Оттого такое нетерпенье. Оттого нельзя терять ни одного часа. Оттого взялась команда Ходжи за перегрузку бутылок из трюма в вагон. Моряки не любят погрузок, какое им дело? На это в порту должны быть рабочие-грузчики, но что же делать, если их не прислали сегодня? Не ждать же вот этих парней, которые даже прикинуться не могут рабочими, волыня и пропуская сквозь пальцы драгоценное время, которые вот бросили бутылки на пристани и ушли бранливой оравой, не догрузив своего вагона. Матросы взялись за работу сами, и чем напряженней будут сгибаться их спины, тем скорее, чем утомительней труд сегодня, тем лучше им завтра...
В жизни писателя есть много более важных дел, чем разгрузка стеклотары. Что в этом увлекательного, поэтического? Но Павел Николаевич видит за второстепенными деталями главное: он видит, что туркмены – люди другой национальности – приняли его в свою трудовую семью, как брата, так же, как в гражданскую его приняли казахи, в Ташкенте – узбеки, позже абхазцы, аджарцы, с которыми он плавал по Черному морю, и тоже не пассажиром, а членом команды.
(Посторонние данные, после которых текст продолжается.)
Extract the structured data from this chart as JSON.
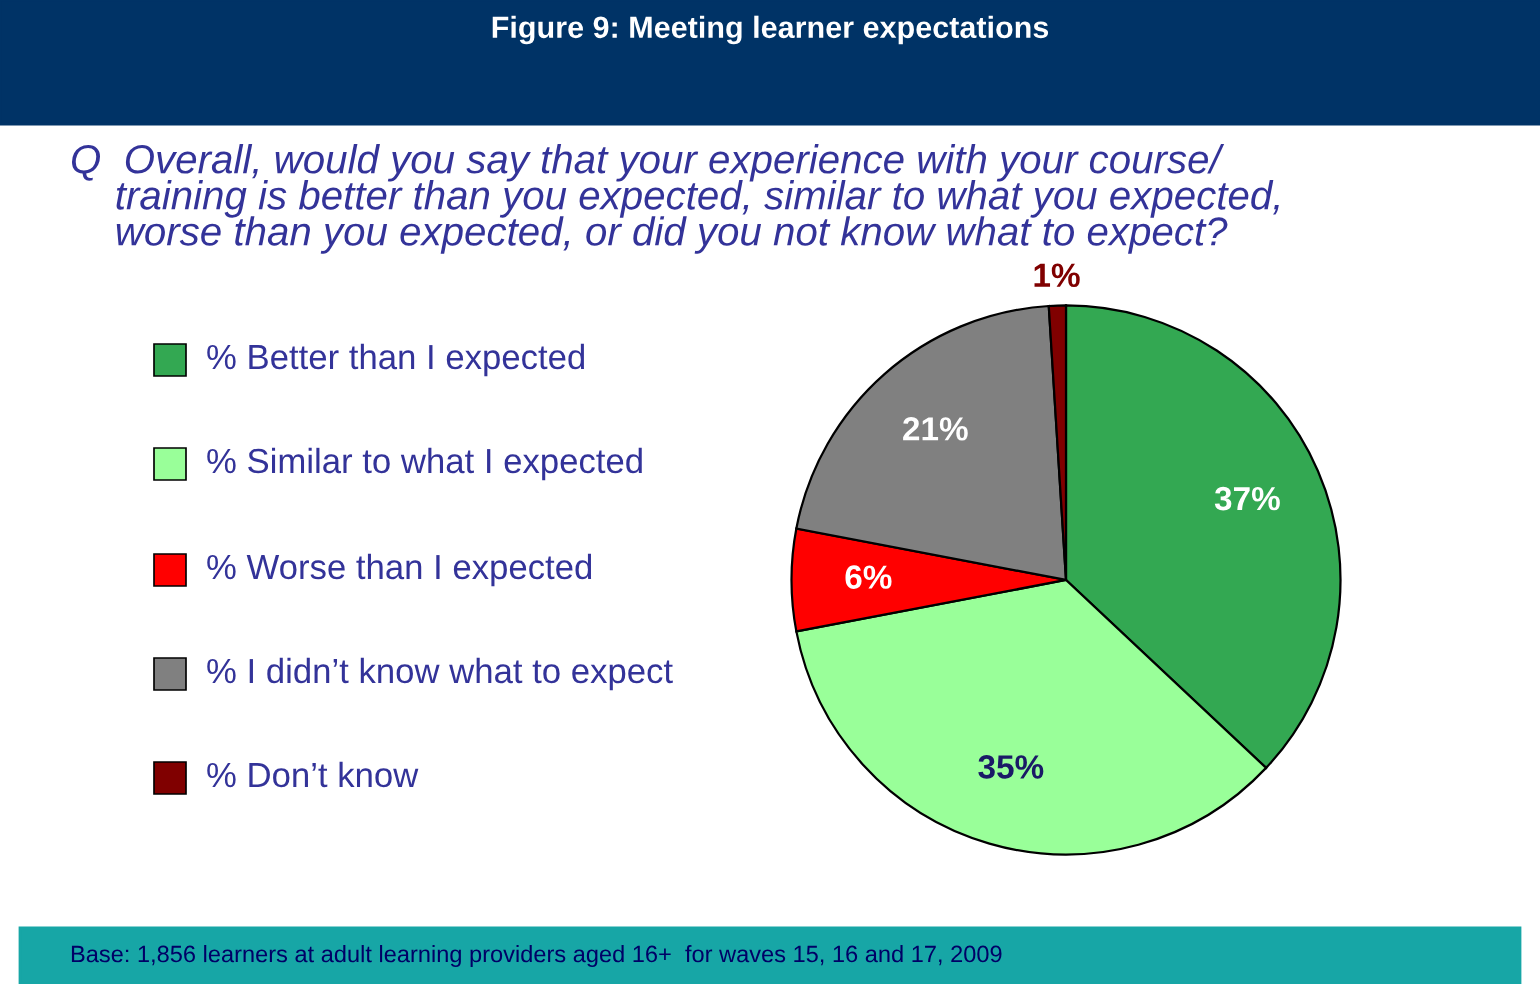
{
  "chart_data": {
    "type": "pie",
    "title": "Figure 9: Meeting learner expectations",
    "subtitle": "Q  Overall, would you say that your experience with your course/\n    training is better than you expected, similar to what you expected,\n    worse than you expected, or did you not know what to expect?",
    "categories": [
      "% Better than I expected",
      "% Similar to what I expected",
      "% Worse than I expected",
      "% I didn’t know what to expect",
      "% Don’t know"
    ],
    "values": [
      37,
      35,
      6,
      21,
      1
    ],
    "value_labels": [
      "37%",
      "35%",
      "6%",
      "21%",
      "1%"
    ],
    "colors": [
      "#33a852",
      "#99ff99",
      "#ff0000",
      "#808080",
      "#800000"
    ],
    "legend": "left",
    "annotations": [
      "Base: 1,856 learners at adult learning providers aged 16+  for waves 15, 16 and 17, 2009"
    ]
  }
}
Лукницкий понимает, что люди все одинаковы и, естественно, везде стремятся к равенству. И он начинает нащупывать свою тему в литературе.
ИЗ ДНЕВНИКА ЛУКНИЦКОГО
24.08.1929
Кончилось рабочее время, и на берег, к пристани, явилась ватага русских. Это были веселые парни. Они явились в трусиках, с непокрытыми головами. Звонким смехом и шутками они разбили голубую стеклянную тишину предвечерья.
– Эй, братва, становись!.. Алешка, ты выходи первым... Ваня, отмерь дистанцию... Бери диск, Алешка...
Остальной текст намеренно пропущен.